10 - Na verdade a rua Ferreira Borges foi uma iniciativa da Associação Comercial do Porto, e foi inicida em maio de 1835.

11 - Num outro manuscrito, que não pertence a esta série, diz o mesmo autor: «1 de junho[de 1835]. Neste dia principiou-se a demolição da igreja pertencente ao extinto convento dos religiosos dominicos, para abertura da rua Ferreira Borges». Segue logo abaixo, a letra diferente, mas do seu punho: «Era este templo grande porém escuro, e o seu frontispício de bela arquitetura e todo e pedraria lavrada, porém como a rua de S. Domigos é estreita e a mesma igreja sobremodo apertava a rua da Ferraria de Baixo, ambas vinham a ser escuríssimas; se por um lado pois melhor (sic) a cidade e a localidade pela demolição e abertura de mais uma via de comunicação, por outro perdeu-se mais um bom edifício, cujo remate cheio de pirâmides lavradas atestava o gosto nas obras de edificação, e a religiosa veneração deste povo por tudo, quanto diz respeito à religião católica».

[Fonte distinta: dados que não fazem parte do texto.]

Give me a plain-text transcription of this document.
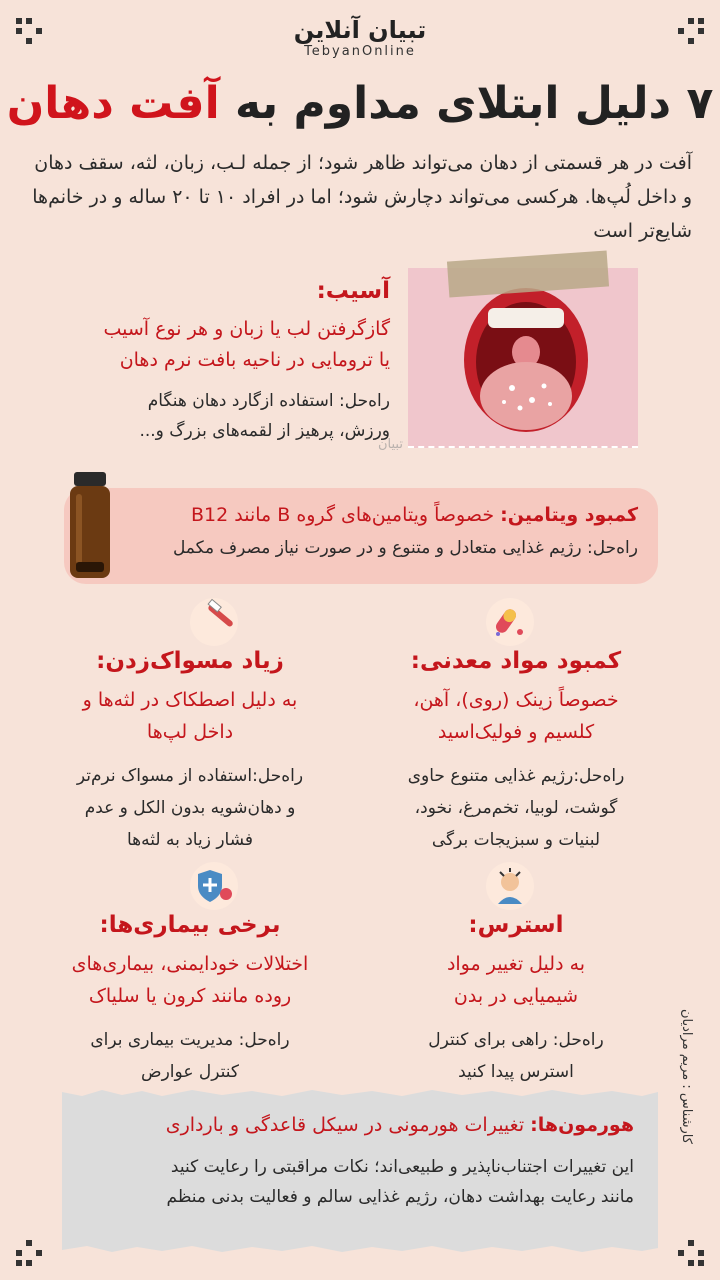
تبیان آنلاین
TebyanOnline
۷ دلیل ابتلای مداوم به آفت دهان
آفت در هر قسمتی از دهان می‌تواند ظاهر شود؛ از جمله لـب، زبان، لثه، سقف دهان و داخل لُپ‌ها. هرکسی می‌تواند دچارش شود؛ اما در افراد ۱۰ تا ۲۰ ساله و در خانم‌ها شایع‌تر است
تبیان
آسیب:
گازگرفتن لب یا زبان و هر نوع آسیب
یا ترومایی در ناحیه بافت نرم دهان
راه‌حل: استفاده ازگارد دهان هنگام
ورزش، پرهیز از لقمه‌های بزرگ و...
کمبود ویتامین: خصوصاً ویتامین‌های گروه B مانند B12
راه‌حل: رژیم غذایی متعادل و متنوع و در صورت نیاز مصرف مکمل
کمبود مواد معدنی:
خصوصاً زینک (روی)، آهن،
کلسیم و فولیک‌اسید
راه‌حل:رژیم غذایی متنوع حاوی
گوشت، لوبیا، تخم‌مرغ، نخود،
لبنیات و سبزیجات برگی
زیاد مسواک‌زدن:
به دلیل اصطکاک در لثه‌ها و
داخل لپ‌ها
راه‌حل:استفاده از مسواک نرم‌تر
و دهان‌شویه بدون الکل و عدم
فشار زیاد به لثه‌ها
استرس:
به دلیل تغییر مواد
شیمیایی در بدن
راه‌حل: راهی برای کنترل
استرس پیدا کنید
برخی بیماری‌ها:
اختلالات خودایمنی، بیماری‌های
روده مانند کرون یا سلیاک
راه‌حل: مدیریت بیماری برای
کنترل عوارض	کارشناس : مریم مرادیان
هورمون‌ها: تغییرات هورمونی در سیکل قاعدگی و بارداری
این تغییرات اجتناب‌ناپذیر و طبیعی‌اند؛ نکات مراقبتی را رعایت کنید
مانند رعایت بهداشت دهان، رژیم غذایی سالم و فعالیت بدنی منظم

12 - Lapso por rua dos Ingleses, hoje rua do Infante D. Henrique. É possível que esta casa fosse também ela, na sua origem, manuelina. Era uma casa foreira ao mosteiro de S. Francisco, tendo sido originalmente erguida por Manuel Cirne, feitor na Flandres. A despesa de exproriação desta casa foi, em abril de1835, orçada no valor de 10,200 mil reis.